Saturday, February 7, 2015

NORWAY: Doctors defy law, refuse to cut

News in English (Norway)
January 22, 2015

Doctors defy new circumcision law

by Nina Berglund Since January 1st, all of Norway’s state-run hospitals have become legally obliged to offer circumcision of newborn baby boys. A majority of doctors all over the country, however, have been refusing to perform the operation that’s often part of religious rituals, claiming it’s an unnecessary surgical procedure on otherwise healthy infants.

Only one hospital in all of southeastern Norway is officially offering to circumcise newborns, according to an internal document obtained by newspaper Dagsavisen. In a response to the state health ministry’s request for a status report on circumcision, state agency Helse Sør-Øst (Health Southeast) wrote on January 16 that only the hospital in Kristiansand (Sørlandet Sykehus) offered to circumcise newborn baby boys. A few others offered circumcision only to boys more than a year old.

Strong opposition
At Akershus University Hospital (Ahus) northeast of Oslo, fully 13 of its 15 urologists have submitted written statements reserving themselves against performing circumcision. “The opposition to this emerged before the law on circumcision was approved,” Dr Anja Løvvik, leader of the urology department at Ahus, told Dagsavisen this week. “The fact that many (doctors) want to reserve themselves against this should not be unexpected.” Her colleague Dr Frode Steinar Nilsen at Ahus called circumcision “a surgical operation with no health advantages and one that, as with all surgery, carries with it a risk and a burden for the child.
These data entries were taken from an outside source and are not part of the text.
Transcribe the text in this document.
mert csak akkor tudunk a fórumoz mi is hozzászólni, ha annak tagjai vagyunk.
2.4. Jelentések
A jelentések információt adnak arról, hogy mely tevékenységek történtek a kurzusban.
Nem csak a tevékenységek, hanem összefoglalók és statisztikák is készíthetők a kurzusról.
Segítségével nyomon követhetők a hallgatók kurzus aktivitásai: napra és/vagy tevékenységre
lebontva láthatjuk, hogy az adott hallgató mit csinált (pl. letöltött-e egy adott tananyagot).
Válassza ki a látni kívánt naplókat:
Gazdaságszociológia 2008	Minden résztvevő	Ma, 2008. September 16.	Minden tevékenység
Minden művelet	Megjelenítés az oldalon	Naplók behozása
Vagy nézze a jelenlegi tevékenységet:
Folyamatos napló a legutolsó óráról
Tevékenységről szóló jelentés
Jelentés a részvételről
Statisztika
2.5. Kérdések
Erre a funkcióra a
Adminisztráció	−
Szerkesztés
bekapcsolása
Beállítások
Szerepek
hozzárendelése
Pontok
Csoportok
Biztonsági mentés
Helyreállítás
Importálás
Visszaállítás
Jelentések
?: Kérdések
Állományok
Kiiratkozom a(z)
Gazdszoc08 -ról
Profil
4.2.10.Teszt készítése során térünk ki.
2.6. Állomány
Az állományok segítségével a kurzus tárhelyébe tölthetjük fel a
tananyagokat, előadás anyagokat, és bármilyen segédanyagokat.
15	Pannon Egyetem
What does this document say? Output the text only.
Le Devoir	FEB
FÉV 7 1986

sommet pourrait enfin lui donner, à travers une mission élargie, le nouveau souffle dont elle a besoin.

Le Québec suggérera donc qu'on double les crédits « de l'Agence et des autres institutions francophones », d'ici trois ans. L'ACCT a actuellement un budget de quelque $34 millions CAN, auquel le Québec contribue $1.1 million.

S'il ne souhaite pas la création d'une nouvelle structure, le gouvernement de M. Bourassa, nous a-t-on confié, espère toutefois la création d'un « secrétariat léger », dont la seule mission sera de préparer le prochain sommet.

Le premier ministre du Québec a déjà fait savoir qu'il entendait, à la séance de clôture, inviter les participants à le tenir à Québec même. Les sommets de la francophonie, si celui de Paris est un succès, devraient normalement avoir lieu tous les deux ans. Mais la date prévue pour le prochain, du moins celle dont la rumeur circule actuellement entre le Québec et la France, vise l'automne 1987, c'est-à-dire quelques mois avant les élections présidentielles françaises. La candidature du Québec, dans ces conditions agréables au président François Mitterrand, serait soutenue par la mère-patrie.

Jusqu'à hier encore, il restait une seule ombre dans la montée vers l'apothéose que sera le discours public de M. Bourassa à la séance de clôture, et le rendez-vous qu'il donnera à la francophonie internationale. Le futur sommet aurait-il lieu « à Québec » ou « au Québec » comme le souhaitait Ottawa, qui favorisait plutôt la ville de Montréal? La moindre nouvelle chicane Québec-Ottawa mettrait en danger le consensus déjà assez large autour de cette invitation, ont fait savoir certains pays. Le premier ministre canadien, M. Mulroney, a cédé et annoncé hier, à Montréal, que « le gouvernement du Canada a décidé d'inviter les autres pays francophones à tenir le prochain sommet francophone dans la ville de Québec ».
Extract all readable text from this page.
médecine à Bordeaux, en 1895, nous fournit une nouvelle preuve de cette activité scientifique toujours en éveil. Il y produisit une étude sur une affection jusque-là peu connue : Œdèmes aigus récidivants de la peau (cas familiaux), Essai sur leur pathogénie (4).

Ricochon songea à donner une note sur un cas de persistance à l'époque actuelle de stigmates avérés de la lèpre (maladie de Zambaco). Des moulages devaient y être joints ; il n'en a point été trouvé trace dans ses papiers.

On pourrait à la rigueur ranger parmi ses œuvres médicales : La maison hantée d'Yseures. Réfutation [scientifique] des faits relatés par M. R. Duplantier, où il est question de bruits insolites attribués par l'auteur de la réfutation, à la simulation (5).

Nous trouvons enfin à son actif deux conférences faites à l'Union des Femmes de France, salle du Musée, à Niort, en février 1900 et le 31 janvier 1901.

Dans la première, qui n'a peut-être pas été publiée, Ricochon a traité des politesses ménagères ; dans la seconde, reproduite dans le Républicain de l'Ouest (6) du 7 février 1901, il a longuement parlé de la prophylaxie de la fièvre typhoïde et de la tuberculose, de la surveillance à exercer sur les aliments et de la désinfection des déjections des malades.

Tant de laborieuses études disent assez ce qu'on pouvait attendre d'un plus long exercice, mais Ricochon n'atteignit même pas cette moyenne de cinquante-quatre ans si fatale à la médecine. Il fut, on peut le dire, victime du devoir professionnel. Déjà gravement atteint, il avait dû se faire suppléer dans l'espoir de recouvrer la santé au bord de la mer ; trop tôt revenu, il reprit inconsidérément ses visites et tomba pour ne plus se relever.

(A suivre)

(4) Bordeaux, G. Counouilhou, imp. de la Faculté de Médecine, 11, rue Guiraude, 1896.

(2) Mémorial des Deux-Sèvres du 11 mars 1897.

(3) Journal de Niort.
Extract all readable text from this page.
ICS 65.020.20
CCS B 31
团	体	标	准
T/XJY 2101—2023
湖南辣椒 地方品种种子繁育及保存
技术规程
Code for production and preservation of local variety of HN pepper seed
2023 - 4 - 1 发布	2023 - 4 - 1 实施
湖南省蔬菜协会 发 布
That’s why we don’t want to perform it.”

Doctors, however, have no right to reserve themselves against the procedure in the new law, making their resistance potentially illegal, according to state secretary Cecilie Brein-Karlsen at the health ministry. She told newspapers VG and Dagsavisen that Norway’s public health system must now offer the procedure to parents who want their baby boys circumcised. The Parliament approved the new law last year after reports that babies in Norway risked being seriously injured during circumcision rituals performed outside the health care sector. One baby boy died in Oslo in 2012.

The law was approved by a large majority in Parliament but not without controversy. Doctors’ and nurses’ professional organizations opposed it as did many individual Members of Parliament, but they followed their parties’ lines. In addition to fearing that circumcision would continue to be performed by non-health professionals in Norway, party leaders didn’t want to be seen as being either anti-Jewish or anti-Muslim, since circumcision is traditional in the Jewish and Muslim communities. Others pointed to how millions of men around the world are circumcised including a majority of American men regardless of religious persuasion.

Fending off any ‘fear of foreigners’
“I think many (MPs) were afraid to be accused of anti-Semitism or fear of foreigners,” Jenny Klinge, an MP for the Center Party, told Dagsavisen. She unsucessfully proposed offering hospital circumcision only to males over the age of 18, when they could decide themselves if they wanted to be circumcised. Klinge added that she could understand the health care professionals’ opposition to performing circumcision: “It is in principle wrong for the state to carry out such surgery on babies. One shouldn’t cut into small children in the name of God.”

US health authorities view male circumcision positively, but their Norwegian counterparts don’t. Some doctors’ attempts to reserve themselves against performing abortions also have sparked controversy, not least last winter, but Nilsen of Ahus is adamant: “If (politicians) think they can force an entire profession to perform surgery they feel is wrong both medically and morally, I think that’s remarkable.”

Brein-Karlsen told Dagsavisen that she also understands “that this is a difficult issue.” She said hospitals should take the doctors’ objections into consideration, “but the regional health agencies are still responsible for making sure that an offer (of circumcision) is there.”

Ahus, located in Lørenskog, has estimated that parents of as many as 400 babies a year may request circumcision, and worry they won’t have the capacity to perform it. “Children who need other operations are already having to wait,” Løvvik said. “If we have to offer circumcision, they may need to wait even longer.” Ahus has told expectant parents that it will only offer the procedure after the child is a year old, at the earliest. Hospitals in Bærum, Drammen and Ringerike have set an age limit at two years, while Oslo University Sykehus was expected to start offering ritual circumcision next month, for boys over one year of age.